In a heterosexual system which treats homosexuals as “unnatural” and “abnormal,” heterosexual men clearly have a two-fold advantage over heterosexual women and non-heterosexual men — they dominate gender relations and they occupy a privileged position between heterosexuality and homosexuality.
The former establishes a difference between men and women, in which men are respected and women are looked down upon, giving men the power to decide what men can do and what women cannot, while the latter, in addition to stigmatizing homosexuality, falls back on the acceptance and exhibition of privileged masculine dominance in order to belittle gay men for not being “real men.”
This is also one of the reasons male politicians, businesspeople and other privileged groups who enjoy a diverse heterosexual sex life with prostitutes, one night stands and extramarital affairs scoff at any issue to do with guaranteeing the human rights of LGBT people.

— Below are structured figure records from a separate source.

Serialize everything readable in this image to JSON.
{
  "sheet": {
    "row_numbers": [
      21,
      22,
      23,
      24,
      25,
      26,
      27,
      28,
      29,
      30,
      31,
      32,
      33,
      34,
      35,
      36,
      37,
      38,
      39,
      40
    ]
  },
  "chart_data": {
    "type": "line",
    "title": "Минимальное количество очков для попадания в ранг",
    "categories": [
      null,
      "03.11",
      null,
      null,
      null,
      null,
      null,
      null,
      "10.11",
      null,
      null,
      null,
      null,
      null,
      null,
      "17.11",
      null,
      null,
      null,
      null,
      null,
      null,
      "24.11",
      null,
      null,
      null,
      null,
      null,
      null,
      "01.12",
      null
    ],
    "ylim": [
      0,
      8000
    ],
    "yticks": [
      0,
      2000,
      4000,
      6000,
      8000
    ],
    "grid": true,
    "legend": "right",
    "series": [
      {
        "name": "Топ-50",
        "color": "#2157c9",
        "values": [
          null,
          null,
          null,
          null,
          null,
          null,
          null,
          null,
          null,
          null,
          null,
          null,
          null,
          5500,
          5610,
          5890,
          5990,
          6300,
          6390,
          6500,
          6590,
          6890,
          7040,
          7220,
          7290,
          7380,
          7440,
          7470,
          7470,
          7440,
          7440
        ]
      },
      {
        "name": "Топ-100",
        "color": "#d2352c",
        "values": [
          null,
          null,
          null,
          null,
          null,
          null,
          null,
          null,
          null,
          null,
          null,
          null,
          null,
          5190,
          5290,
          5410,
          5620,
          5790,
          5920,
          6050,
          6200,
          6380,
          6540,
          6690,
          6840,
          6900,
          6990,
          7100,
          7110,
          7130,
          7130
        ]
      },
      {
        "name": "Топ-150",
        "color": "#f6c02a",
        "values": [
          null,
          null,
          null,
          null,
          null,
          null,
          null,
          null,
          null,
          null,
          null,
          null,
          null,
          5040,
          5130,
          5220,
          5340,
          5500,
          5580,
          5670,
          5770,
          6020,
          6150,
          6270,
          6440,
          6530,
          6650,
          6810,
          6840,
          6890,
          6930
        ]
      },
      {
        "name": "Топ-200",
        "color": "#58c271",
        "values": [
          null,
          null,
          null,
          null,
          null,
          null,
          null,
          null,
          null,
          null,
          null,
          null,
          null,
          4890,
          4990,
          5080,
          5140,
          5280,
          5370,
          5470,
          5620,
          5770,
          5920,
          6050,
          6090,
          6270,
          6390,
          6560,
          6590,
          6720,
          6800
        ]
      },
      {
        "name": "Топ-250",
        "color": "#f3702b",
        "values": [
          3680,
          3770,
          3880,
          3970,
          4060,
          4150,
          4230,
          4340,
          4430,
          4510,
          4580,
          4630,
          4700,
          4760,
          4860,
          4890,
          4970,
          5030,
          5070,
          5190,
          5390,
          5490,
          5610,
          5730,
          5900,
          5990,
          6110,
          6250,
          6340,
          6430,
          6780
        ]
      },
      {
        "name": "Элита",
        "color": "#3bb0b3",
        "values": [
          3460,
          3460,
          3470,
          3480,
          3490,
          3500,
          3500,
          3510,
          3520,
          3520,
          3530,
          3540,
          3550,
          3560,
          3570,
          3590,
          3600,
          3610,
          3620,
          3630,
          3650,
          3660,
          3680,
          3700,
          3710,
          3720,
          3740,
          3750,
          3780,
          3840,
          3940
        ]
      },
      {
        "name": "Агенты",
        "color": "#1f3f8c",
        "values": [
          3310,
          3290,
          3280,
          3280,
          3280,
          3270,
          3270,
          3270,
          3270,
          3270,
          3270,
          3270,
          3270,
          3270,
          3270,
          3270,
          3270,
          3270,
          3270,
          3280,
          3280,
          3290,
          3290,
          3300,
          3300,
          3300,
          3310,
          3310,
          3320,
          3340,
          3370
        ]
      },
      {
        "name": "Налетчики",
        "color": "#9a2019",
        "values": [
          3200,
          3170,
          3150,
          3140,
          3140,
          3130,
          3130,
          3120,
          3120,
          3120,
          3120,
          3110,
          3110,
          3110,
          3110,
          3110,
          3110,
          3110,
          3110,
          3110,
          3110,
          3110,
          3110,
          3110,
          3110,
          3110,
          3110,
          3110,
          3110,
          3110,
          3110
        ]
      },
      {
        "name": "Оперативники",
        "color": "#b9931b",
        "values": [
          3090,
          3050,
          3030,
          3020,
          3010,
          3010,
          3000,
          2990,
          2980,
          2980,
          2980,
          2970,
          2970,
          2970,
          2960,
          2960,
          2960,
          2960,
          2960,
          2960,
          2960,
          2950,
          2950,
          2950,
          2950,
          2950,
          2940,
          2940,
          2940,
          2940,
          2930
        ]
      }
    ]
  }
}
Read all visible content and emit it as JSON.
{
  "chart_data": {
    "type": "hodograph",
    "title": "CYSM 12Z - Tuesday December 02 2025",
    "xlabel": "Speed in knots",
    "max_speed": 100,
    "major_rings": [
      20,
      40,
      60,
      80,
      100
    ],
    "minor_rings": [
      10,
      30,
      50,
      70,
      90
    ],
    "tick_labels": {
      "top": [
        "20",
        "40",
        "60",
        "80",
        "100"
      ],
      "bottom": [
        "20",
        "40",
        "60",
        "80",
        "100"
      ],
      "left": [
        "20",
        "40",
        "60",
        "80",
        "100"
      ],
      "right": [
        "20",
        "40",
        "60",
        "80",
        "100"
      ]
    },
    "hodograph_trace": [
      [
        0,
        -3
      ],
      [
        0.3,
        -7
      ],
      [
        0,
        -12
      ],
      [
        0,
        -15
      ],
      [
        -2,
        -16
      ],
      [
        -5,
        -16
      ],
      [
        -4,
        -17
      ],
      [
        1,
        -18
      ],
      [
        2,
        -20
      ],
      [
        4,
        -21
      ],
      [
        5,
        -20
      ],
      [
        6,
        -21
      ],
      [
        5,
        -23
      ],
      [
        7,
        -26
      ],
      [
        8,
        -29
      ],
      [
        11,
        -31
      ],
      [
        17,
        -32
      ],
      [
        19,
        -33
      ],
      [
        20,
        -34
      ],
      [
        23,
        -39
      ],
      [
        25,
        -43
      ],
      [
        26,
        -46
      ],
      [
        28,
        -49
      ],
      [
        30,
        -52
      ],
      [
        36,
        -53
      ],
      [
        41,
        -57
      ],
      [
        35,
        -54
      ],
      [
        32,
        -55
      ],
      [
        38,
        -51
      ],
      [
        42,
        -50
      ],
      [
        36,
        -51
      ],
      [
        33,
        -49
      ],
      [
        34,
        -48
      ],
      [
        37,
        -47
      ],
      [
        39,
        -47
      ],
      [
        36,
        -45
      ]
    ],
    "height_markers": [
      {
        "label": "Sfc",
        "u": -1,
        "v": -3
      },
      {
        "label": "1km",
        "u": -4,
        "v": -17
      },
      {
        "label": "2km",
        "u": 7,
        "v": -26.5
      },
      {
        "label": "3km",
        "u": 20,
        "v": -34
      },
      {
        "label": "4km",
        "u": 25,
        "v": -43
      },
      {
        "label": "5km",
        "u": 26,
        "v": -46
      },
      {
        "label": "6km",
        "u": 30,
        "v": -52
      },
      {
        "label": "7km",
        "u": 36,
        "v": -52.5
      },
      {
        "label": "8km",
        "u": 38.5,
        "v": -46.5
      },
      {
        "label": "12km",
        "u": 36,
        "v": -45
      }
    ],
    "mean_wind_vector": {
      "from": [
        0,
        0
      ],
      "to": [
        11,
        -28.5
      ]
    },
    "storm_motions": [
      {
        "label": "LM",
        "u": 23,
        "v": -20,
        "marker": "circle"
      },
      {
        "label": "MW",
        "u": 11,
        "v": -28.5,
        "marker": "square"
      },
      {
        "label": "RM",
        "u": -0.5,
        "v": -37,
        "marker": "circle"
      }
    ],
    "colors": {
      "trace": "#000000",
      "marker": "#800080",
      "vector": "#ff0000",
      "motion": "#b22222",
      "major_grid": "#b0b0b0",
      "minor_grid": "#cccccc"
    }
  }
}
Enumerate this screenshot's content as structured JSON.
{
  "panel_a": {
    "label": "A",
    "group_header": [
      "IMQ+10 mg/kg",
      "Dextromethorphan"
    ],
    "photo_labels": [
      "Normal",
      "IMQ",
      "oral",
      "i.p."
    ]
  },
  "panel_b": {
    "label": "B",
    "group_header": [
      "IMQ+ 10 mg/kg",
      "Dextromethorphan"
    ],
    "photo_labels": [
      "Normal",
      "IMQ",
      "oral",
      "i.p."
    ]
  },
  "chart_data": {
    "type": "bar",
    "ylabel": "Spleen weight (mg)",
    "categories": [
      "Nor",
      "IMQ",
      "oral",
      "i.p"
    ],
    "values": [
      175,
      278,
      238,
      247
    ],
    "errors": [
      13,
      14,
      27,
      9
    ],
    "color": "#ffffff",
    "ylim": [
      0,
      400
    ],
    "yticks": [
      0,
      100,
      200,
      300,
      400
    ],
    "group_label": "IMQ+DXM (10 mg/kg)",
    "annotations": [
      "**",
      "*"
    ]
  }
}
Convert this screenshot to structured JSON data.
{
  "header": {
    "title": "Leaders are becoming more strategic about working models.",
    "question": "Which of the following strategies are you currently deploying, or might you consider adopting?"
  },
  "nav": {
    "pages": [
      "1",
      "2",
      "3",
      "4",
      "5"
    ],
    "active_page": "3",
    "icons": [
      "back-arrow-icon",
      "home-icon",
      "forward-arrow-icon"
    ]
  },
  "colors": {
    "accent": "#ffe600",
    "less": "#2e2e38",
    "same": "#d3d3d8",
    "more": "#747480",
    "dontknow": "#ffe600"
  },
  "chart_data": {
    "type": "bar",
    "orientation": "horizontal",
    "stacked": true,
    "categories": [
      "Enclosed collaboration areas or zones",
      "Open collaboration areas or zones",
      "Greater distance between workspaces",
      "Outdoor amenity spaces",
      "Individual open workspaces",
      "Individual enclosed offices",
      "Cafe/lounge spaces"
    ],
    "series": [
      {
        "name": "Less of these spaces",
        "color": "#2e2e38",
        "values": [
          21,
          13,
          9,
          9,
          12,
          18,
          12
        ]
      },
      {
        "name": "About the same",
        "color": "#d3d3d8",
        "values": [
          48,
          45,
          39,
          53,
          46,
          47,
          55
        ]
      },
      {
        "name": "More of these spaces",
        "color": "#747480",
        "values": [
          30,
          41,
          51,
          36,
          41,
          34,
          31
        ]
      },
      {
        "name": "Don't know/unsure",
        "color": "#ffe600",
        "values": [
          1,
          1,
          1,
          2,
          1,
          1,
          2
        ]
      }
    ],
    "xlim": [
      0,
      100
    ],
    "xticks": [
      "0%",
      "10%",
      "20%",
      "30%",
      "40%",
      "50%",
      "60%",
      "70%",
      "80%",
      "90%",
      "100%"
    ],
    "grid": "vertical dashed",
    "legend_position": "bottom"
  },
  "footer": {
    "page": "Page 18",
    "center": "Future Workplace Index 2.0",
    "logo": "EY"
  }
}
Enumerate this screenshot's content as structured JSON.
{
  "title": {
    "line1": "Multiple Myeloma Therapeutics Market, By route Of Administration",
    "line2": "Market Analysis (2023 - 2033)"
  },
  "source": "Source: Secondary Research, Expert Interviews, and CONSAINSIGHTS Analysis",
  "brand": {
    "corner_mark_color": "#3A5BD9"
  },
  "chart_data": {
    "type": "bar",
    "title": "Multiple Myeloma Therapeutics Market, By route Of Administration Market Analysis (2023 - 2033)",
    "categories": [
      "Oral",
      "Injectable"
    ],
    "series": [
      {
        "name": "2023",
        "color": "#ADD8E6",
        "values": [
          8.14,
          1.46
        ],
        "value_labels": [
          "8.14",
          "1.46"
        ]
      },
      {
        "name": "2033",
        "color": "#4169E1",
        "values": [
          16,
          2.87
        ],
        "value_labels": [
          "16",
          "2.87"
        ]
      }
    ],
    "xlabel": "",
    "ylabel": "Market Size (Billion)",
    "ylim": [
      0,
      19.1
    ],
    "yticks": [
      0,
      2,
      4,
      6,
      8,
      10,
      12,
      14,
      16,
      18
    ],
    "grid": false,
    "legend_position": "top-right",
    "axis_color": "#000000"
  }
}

Finally, fighting for same-sex marriage rights does not imply asking for special privileges or for charity. It is a fight for the basic human right to be allowed to marry and form a family.
Rights must be protected. Equality implies eliminating differences between people by treating people in the same way regardless of their gender, class, ethnicity, age or sexual orientation.
Writing special legislation is segregation and it locks homosexuals into a small closet.
Special legislation guarantees that “those homosexuals” never will be mentioned together with “us heterosexuals,” and that only heterosexuals are worthy of being married.
Special legislation may seem to be an expedient way to avoid changing 100 articles or more in the Civil Code, but it is in fact nothing more than deep-rooted prejudice and discrimination against homosexuals.
Chen Mei-hua is an associate professor of sociology at National Sun Yat-sen University. Wu Chiu-yuan is a student in the College of Social Sciences at the university.